Rethink is proud to republish the original blog posts of Leanne Coppen first featured by Chatelaine.

October 13th, 2008. 2:42 pm

You can drive yourself crazy trying to figure out what caused you to get breast cancer. I may have driven my doctors a little crazy too, with my litany of questions: 

Was it pollution, plastics, pesticides, proximity to Lake Ontario, wine, chocolate, caffeine, vaccines, stress, potato chips, Teflon, divorce, later-in-life childbirth, lack of collard greens, microwaves, anti-malaria pills, red meat, smoking, not enough exercise, farmed fish, late nights, underwire bras….?

In short: What did I do wrong?

My cancer is not genetic or estrogen-driven and they can’t tell me why I have it. There are lots of studies and theories, but no conclusive answers.  I wondered at first if they knew but weren’t telling me, so that I wouldn’t blame myself, but it turns out they just don’t know. 

The thing with cancer is that it feels so random. When we hear of it happening to someone, there is a need to know why it happened to them, mostly to determine our own vulnerability. We feel a great deal of compassion certainly, but questions about the general health and lifestyle choices of the Unfortunate Cancer Person are inevitably pondered.  This enables us to create a risk-assessment scale against which we can measure ourselves with the hoped-for outcome that we’ll rank significantly lower-risk than does the Unfortunate Cancer Person. It’s not about judging a person with cancer; it’s more like trying to attain a score that will let you sleep at night.  But it kind of amounts to the same thing.  And it’s kind of ridiculous. 

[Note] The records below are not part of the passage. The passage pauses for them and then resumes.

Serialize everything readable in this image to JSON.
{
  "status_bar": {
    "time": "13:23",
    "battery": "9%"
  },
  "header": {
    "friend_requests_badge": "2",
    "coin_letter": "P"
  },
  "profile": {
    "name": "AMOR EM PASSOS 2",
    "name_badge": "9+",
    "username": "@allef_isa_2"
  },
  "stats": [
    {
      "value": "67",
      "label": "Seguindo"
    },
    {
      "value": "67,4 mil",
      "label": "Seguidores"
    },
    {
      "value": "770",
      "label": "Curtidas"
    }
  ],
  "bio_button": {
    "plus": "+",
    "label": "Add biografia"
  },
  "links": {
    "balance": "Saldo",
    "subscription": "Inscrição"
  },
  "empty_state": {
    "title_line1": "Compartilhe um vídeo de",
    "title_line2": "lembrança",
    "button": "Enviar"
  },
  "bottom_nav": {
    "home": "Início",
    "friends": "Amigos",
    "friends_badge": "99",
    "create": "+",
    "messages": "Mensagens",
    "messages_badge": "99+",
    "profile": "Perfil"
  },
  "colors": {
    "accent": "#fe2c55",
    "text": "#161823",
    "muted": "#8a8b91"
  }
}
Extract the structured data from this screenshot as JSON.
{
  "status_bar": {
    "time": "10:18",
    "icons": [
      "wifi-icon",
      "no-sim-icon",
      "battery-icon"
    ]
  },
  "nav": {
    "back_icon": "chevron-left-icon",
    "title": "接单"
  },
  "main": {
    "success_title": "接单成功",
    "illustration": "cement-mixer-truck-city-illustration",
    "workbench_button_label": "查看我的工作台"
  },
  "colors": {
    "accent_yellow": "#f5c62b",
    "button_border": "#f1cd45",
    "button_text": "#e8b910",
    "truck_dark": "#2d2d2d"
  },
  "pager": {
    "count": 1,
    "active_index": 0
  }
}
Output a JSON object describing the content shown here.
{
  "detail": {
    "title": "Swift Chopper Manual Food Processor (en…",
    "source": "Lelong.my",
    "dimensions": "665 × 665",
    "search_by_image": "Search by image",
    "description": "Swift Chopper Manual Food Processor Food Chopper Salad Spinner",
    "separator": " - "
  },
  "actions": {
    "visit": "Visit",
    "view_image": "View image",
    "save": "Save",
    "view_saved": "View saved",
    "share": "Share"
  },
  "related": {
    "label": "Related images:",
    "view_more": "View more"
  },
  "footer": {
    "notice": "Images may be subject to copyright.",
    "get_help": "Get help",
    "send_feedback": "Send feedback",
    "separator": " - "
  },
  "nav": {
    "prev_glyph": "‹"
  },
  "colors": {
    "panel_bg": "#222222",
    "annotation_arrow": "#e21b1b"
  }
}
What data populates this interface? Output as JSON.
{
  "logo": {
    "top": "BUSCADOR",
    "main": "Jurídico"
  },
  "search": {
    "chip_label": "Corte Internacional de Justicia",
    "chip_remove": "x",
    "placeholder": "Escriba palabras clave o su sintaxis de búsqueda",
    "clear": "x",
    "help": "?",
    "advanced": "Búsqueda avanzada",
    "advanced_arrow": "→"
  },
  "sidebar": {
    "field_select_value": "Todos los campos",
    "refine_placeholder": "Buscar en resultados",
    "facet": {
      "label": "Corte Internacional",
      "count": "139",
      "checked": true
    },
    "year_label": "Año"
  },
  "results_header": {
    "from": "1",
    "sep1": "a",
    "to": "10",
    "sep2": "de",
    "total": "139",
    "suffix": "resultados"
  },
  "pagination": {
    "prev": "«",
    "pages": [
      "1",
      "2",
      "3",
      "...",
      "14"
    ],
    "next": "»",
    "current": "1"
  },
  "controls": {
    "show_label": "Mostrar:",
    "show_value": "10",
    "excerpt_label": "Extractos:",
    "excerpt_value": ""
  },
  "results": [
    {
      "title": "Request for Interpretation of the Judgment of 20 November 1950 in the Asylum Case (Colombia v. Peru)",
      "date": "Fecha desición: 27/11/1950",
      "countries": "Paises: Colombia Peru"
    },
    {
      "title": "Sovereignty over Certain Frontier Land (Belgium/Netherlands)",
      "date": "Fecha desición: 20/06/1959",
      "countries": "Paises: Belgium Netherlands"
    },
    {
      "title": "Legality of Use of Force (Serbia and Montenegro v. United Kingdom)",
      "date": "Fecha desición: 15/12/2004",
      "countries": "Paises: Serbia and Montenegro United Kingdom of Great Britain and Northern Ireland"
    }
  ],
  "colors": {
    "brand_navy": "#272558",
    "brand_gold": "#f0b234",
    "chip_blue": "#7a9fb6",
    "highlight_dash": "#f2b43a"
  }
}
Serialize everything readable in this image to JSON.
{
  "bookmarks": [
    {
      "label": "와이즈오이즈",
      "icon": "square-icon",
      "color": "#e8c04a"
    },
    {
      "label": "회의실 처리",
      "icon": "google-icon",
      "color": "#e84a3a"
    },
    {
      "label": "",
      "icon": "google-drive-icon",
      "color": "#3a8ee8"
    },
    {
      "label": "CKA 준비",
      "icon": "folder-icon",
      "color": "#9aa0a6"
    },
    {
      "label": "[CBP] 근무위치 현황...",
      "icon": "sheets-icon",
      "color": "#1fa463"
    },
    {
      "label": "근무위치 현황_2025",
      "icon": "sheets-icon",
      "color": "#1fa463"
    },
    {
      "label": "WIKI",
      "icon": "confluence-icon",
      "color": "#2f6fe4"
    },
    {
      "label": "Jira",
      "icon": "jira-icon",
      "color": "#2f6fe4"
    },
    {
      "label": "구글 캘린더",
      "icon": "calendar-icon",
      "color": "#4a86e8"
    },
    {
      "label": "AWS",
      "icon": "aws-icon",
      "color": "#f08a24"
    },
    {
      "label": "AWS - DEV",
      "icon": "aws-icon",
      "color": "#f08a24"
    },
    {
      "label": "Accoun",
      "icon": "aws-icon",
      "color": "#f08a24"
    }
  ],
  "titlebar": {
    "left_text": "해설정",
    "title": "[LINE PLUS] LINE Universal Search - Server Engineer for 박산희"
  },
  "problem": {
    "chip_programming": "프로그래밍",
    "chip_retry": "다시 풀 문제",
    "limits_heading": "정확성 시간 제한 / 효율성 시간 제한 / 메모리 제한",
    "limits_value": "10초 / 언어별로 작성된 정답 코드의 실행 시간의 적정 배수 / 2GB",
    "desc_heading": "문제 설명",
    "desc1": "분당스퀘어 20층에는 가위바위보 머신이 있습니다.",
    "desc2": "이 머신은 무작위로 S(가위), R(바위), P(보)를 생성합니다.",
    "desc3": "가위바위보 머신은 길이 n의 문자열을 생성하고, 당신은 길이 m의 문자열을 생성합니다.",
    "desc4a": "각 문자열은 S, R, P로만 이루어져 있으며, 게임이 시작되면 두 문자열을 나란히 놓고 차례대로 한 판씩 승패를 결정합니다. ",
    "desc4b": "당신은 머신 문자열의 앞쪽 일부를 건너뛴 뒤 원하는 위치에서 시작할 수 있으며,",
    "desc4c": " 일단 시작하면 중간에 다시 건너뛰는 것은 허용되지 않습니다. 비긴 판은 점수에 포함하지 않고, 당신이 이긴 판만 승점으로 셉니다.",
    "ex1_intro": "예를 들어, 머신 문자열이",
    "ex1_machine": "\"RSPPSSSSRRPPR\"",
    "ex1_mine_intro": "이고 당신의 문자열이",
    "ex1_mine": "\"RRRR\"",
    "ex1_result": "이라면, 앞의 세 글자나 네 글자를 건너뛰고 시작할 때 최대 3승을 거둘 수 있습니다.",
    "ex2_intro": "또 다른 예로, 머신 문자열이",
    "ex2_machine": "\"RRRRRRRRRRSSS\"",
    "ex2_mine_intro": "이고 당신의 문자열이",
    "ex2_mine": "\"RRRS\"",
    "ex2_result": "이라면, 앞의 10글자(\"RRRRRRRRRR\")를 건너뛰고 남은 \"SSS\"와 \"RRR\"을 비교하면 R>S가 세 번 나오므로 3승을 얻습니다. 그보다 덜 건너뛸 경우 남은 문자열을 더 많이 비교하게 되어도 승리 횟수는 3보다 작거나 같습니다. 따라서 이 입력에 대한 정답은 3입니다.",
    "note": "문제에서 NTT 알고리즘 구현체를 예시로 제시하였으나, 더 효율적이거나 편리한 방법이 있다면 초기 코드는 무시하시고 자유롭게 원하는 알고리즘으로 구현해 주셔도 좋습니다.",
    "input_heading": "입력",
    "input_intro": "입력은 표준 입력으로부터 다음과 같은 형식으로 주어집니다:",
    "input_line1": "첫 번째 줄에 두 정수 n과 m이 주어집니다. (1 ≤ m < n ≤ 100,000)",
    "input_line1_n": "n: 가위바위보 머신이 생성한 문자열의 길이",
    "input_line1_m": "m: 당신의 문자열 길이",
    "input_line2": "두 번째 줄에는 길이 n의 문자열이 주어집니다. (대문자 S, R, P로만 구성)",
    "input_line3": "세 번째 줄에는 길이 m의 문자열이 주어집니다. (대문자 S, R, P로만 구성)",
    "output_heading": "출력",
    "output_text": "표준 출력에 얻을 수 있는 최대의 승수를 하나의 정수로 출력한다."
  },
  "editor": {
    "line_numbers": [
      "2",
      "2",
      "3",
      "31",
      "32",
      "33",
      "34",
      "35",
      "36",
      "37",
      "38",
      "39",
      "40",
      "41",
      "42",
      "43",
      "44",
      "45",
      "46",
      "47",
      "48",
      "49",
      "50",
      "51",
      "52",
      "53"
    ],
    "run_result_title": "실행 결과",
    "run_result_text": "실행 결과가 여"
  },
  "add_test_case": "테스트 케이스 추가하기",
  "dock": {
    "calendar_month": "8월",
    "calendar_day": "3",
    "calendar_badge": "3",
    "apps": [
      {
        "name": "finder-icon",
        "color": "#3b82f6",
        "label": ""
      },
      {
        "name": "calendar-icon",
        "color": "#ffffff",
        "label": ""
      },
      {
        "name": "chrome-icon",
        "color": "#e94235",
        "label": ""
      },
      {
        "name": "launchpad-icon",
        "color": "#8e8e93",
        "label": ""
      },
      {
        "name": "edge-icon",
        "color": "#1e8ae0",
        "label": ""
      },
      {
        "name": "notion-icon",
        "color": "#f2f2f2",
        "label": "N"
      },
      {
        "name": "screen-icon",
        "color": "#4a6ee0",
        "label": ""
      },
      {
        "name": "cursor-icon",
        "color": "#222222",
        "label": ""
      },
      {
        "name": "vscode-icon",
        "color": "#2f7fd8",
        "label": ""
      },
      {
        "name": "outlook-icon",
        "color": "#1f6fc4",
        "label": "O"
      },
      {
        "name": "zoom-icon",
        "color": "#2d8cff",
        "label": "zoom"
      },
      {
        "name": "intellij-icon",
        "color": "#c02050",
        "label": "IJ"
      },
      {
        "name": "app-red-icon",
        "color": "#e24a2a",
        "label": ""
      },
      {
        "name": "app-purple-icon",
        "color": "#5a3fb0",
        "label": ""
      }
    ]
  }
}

We make lifestyle choices that affect our health, yes, but do these choices guarantee that we will or won’t get cancer?  There are lots of cancer-free people (grey-skinned, lumbering along with arms extended zombie-style, cigarette hanging from corner of mouth) who, based on the risk-assessment scale, “should” have cancer.  There are also lots of people (sitting in lotus position in their vegan gardens, in possession of clear chakras and digestive tracts) who “shouldn’t” but do have cancer.

Sometimes there’s just no making sense of it.  And what if they could tell me it was something I did, something I brought on myself, where would that leave me?  Likely with a large quantity of guilt and regrets, and a list of Things To Avoid In Future – but I’d still have cancer right now. 

No, I just tell myself that the universe is imploding as it should and I try to get on with the business of evicting cancer from the non-vegan, but pesticide-free, mostly organic premises.